Although they were unproductive in themselves, they opened the door for a more successful Hume-Adams engagement in the early 1990s, helping to create the conditions for the IRA ceasefire of August 1994.

That ceasefire collapsed, but again Adams carried enough clout to have it reestablished. He also led the party in the negotiations leading to the 1998 Belfast Agreement and onwards to abandoning its No Return to Stormont slogan and entering the Northern Ireland Assembly.

Then the dominant parties were the DUP and the SDLP, but that changed relatively quickly under his and McGuinness’s drive and direction. Now Sinn Féin, with 27 seats, is just one seat shy of the DUP’s 28. It has seven House of Commons seats, which it won’t take, while the SDLP, once lead nationalist party, has none.

Belfast Agreement: Gerry Adams after voting in the 1998 referendum. Photograph: Paul Hackett/Reuters
Belfast Agreement: Gerry Adams after voting in the 1998 referendum. Photograph: Paul Hackett/Reuters

Shift south

In 2011 Adams shifted south, leaving Belfast West for a seat in Louth. Again the graph has steadily moved upwards on both sides of the Border for Sinn Féin.

The republican movement tends to be slow and cautious about taking bold steps, but under Adams they happened: the IRA decommissioned, and Sinn Féin signed up to policing and justice in Northern Ireland.

In March 2007 Adams posed at the apex of a table in Stormont with Ian Paisley to indicate that the previously unthinkable would happen: the DUP and Sinn Féin would lead a power-sharing Stormont administration.

That survived until January this year, when the late Martin McGuinness, with the full support if not direction of Adams, walked away over irreconcilable differences with the DUP.

IRA victim: Jean McConville with three of her children. Photograph: PA Wire
IRA victim: Jean McConville with three of her children. Photograph: PA Wire

Demons

Adams has had to confront personal and family demons. He disclosed that his father, Gerry snr, physically and sexually abused some members of his family. His brother Liam was imprisoned for sexually abusing his daughter Áine.

His friend turned foe the late Brendan “the Dark” Hughes said Adams ordered the 1972 murder of the Belfast mother of 10 Jean McConville – one of the many unspeakable acts of the Troubles.

It led to his arrest and spending five nights in custody with the PSNI in Antrim, where he was questioned about McConville's murder. Nothing came of that detention and questioning.

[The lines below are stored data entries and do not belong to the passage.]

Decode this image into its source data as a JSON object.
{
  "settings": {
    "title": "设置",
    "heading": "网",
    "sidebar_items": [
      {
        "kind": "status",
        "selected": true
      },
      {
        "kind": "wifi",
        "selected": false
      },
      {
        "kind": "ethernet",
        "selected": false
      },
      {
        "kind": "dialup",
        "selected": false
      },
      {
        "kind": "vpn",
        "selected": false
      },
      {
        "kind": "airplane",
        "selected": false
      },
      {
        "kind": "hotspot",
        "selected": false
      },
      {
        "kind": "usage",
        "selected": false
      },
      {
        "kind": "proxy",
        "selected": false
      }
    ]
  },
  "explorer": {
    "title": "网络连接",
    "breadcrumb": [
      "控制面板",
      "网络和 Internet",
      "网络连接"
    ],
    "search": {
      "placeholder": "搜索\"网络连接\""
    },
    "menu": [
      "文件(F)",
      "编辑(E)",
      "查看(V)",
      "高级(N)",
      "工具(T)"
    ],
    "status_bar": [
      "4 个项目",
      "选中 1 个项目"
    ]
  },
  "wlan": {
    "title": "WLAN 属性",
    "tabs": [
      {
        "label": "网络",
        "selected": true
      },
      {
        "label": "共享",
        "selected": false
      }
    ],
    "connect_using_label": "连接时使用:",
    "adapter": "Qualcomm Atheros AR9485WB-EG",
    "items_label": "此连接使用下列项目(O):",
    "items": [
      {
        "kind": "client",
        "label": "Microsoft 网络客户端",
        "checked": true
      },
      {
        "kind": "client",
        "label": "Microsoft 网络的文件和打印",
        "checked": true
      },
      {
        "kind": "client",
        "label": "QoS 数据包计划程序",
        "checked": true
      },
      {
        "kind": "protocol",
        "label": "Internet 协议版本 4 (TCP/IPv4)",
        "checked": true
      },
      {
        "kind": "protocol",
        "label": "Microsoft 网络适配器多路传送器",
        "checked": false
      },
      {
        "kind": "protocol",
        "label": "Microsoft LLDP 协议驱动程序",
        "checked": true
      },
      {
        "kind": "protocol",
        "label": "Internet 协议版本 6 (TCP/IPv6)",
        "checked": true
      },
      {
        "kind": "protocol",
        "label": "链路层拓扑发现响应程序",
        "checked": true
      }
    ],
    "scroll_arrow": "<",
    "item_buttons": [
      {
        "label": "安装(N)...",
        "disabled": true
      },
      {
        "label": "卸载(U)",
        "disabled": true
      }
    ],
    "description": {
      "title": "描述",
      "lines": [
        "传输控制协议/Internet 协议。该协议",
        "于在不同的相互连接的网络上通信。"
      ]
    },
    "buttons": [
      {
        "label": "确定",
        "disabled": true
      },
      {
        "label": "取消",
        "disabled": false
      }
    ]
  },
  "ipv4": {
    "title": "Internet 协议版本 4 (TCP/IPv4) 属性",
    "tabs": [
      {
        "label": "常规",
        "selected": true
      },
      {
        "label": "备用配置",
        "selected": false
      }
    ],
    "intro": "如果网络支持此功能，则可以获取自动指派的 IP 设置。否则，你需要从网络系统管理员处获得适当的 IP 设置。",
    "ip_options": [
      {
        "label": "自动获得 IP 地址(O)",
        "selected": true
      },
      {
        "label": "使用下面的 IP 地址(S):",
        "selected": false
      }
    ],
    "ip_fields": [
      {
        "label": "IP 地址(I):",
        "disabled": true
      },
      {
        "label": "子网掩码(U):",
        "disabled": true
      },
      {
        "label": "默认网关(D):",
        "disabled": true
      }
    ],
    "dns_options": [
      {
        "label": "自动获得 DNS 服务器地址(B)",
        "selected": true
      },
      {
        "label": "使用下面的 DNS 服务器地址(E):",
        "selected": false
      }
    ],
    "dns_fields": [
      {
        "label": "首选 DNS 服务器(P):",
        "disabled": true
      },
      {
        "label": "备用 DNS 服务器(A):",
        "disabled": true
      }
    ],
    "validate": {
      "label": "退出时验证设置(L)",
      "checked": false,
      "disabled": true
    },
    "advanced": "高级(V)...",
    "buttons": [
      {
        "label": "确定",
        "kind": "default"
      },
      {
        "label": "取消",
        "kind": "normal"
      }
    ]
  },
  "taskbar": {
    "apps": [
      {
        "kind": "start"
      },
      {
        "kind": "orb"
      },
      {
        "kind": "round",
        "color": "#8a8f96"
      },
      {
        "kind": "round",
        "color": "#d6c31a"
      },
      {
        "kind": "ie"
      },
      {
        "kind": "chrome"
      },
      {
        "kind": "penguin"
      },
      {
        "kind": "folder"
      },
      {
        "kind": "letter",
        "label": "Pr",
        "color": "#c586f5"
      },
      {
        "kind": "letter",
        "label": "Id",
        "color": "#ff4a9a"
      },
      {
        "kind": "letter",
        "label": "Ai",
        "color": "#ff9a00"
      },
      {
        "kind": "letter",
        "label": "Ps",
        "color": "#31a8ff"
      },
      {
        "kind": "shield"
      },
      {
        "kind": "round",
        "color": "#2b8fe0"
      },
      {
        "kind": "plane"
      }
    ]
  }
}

Adams also was criticised for allegedly failing Máiría Cahill, who said she was raped as a teenager by an IRA member and subsequently “interrogated” by the IRA to test the accuracy of her claim.

Iconic leader

Gerry Adams led a ruthless but ultimately successful political movement that was always something more than a normal party. Some have described it as a cult. But a cult needs an iconic leadership, and the two figures who met that status in Sinn Féin are now gone or quitting the stage: McGuinness is dead, and Adams is on his way out. His coming departure is a big moment in Irish politics.